Culture of Knowledge – belief rationale
Ultimately, choosing Knowledge as the highest of all values is a kind of belief, though it is not within the culture of Belief. In a sense, the value of Humanity is a belief, and of course so is any Belief. But Knowledge is the most demonstrably powerful belief because by definition, applied knowledge always has observable results in the physical world. Proof of the existence of Knowledge is evident everywhere; proof of the existence of God is not only lacking, but unnecessary according to the very belief in God. Belief in the value of Knowledge does not require faith, as the rules of evidence are stated within the belief. This makes Knowledge stand outside of all other beliefs, but nevertheless the choice of Knowledge as the highest value is rooted in belief.
CONSEQUENCES AND CONTEXT
This Three Cultures Thesis explains many otherwise curious contradictions: divisions in progressive politics, Austrian vs Keynesian economics, environmentalists vs ecofascists, American patriotism vs exceptionalism, and differing reactions to pandemic plans. These will have to be the subjects of other essays, which I may attempt depending on how long the current pandemic lasts.

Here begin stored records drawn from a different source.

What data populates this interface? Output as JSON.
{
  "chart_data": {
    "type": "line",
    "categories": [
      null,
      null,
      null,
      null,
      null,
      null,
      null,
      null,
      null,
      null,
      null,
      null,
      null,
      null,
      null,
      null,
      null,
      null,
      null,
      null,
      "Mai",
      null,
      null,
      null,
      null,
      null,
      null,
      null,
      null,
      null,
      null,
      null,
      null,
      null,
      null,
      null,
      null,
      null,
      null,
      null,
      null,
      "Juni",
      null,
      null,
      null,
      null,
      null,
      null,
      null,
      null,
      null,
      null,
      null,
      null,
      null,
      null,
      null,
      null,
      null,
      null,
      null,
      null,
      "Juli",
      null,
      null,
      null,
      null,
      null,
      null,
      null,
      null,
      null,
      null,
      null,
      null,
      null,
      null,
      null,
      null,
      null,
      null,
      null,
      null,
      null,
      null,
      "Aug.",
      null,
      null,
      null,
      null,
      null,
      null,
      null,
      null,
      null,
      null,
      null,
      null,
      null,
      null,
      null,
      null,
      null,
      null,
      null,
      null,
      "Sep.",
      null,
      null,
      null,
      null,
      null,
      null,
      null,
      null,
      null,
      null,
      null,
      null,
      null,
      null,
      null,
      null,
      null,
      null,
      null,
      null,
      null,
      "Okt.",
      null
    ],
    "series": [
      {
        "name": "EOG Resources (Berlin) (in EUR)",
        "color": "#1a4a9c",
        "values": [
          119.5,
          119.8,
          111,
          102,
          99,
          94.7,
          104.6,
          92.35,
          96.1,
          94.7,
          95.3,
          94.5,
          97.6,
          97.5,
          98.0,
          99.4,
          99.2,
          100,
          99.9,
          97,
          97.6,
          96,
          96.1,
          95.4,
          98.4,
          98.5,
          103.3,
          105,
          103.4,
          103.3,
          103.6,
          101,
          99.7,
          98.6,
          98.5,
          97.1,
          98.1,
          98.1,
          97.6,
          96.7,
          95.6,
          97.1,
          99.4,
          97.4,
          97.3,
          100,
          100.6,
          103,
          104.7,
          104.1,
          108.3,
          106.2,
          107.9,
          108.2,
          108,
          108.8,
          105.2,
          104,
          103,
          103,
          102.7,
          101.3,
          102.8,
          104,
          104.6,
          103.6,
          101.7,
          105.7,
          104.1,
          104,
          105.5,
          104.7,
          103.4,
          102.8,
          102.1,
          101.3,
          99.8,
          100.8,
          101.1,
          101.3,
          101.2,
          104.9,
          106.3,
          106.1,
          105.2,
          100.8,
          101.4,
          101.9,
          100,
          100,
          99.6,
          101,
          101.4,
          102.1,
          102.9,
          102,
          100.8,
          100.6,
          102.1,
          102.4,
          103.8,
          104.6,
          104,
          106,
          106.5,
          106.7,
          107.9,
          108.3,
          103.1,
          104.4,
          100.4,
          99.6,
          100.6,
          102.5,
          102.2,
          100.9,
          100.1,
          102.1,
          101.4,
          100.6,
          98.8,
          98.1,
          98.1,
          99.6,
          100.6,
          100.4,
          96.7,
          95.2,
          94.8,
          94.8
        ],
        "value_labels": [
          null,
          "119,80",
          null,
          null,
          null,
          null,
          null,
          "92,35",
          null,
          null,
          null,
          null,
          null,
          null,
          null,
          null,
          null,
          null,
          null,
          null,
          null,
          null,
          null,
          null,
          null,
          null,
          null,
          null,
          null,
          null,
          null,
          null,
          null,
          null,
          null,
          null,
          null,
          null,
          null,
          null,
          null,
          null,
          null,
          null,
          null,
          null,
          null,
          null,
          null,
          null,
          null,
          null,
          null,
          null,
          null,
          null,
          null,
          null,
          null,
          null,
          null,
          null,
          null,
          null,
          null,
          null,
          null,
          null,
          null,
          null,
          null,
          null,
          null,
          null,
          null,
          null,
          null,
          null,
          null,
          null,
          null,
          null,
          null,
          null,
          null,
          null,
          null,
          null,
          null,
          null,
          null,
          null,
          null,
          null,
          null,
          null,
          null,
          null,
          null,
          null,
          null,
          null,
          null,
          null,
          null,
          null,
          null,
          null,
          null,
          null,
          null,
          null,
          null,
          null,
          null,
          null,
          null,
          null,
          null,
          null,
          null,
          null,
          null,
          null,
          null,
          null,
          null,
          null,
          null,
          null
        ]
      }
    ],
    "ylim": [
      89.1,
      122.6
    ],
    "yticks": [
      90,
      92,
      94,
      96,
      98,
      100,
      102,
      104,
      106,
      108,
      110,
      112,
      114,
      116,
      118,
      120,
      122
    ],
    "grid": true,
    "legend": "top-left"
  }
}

At least one future essay will cover the context of these cultural divisions, as I believe that this thesis is important in a much larger context. In fact, the only reason I wrote this post is so that I could write a later post explaining why this all matters. All of the above is really just a prelude to pick up from the very last lines of Snow’s lecture:
“The danger is, we have been brought up to think as though we had all the time in the world. We have very little time. So little that I dare not guess at it.”
That was over sixty years ago. We have so little time left that we have no choice but to try to guess at it.